Postoperative pulmonary function parameters were similarly impaired in patients receiving goal-directed crystalloid administration as compared to goal-directed colloid administration during open abdominal surgery.
ClinicalTrials.gov ( NCT00517127 , registered on August 16, 2007) and EudraCT (2005-004602-86).
腹部大手术后肺功能会受损,而限制液体输入可能会减轻这种损害。基于胶体具有节约液体的作用这一假设,我们检验了以下假设:与目标导向性晶体液输注相比,术中基于胶体的目标导向性液体管理策略对术后肺功能参数的损害更小。
我们在最近发表的一项评估目标导向性晶体液与胶体液对主要并发症综合影响的试验中进行了一项预先计划的单中心子研究。60例行腹部开放性大手术的患者被随机分为两组,一组接受多普勒引导下术中用乳酸林格氏液进行液体替代治疗(n = 31),另一组接受不平衡的6%羟乙基淀粉130/0.4治疗(n = 29)。一名盲法研究者在术前以及术后6、24和48小时进行床旁肺活量测定(使用Spirobank - G,Medical International Research,罗马,意大利)。
与接受胶体液的患者相比,晶体液输注期间术中总液体需求量中位数显著更高(4567毫升对3044毫升,p = 0.01)。
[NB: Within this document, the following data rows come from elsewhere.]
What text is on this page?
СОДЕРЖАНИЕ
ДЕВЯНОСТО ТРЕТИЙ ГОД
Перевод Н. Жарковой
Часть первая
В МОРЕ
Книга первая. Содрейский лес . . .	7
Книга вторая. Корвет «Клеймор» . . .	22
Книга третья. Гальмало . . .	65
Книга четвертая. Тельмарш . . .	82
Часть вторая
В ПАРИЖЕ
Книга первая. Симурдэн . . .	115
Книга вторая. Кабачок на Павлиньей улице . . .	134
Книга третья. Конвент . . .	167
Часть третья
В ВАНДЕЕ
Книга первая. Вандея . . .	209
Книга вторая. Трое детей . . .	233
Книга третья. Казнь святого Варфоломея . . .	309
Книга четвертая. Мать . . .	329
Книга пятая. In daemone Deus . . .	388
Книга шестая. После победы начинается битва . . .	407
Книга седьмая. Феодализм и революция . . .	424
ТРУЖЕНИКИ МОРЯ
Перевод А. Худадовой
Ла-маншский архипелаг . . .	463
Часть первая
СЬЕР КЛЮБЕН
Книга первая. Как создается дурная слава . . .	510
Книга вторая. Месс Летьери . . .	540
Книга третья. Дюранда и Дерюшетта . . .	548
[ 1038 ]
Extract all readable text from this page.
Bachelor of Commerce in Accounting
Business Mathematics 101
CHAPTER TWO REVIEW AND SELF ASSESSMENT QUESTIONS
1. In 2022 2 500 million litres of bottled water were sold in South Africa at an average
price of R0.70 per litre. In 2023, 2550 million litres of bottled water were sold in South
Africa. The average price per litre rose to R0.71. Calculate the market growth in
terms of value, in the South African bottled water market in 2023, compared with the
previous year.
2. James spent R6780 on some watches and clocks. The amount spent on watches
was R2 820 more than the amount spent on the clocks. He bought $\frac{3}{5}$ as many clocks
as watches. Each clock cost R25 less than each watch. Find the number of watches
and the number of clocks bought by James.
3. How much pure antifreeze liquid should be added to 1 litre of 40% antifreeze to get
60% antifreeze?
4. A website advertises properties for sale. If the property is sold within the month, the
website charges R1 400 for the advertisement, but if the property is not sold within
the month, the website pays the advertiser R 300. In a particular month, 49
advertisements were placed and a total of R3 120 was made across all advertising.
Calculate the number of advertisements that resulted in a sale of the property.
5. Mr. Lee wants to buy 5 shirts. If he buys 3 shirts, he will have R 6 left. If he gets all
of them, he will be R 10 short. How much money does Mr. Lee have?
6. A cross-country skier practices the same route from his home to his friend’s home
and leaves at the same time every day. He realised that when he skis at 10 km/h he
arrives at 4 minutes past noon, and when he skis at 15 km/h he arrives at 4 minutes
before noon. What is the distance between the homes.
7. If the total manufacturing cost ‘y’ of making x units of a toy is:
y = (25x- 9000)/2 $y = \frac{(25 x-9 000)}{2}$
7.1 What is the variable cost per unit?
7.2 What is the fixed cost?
术后6小时,晶体液组和胶体液组的肺功能参数无显著差异:用力肺活量(FVC):1.6升(1.2 - 2升)对1.9升(1.5 - 2.4升),p = 0.15;第1秒用力呼气量(FEV1):1.1升(0.9 - 1.6升)对1.4升(1.2 - 1.7升),p = 0.18;呼气峰值流速(PEF):2升·秒(1.5 - 3.6升·秒)对2.3升·秒(1.8 - 3.4升·秒),p = 0.23。此外,术后6至48小时FVC、FEV1和PEF的术后纵向时间×组间交互作用无显著差异。
在腹部开放性手术中,接受目标导向性晶体液输注的患者与接受目标导向性胶体液输注的患者术后肺功能参数受损程度相似。
ClinicalTrials.gov(NCT00517127,于2007年8月16日注册)和EudraCT(2005 - 004602 - 86)。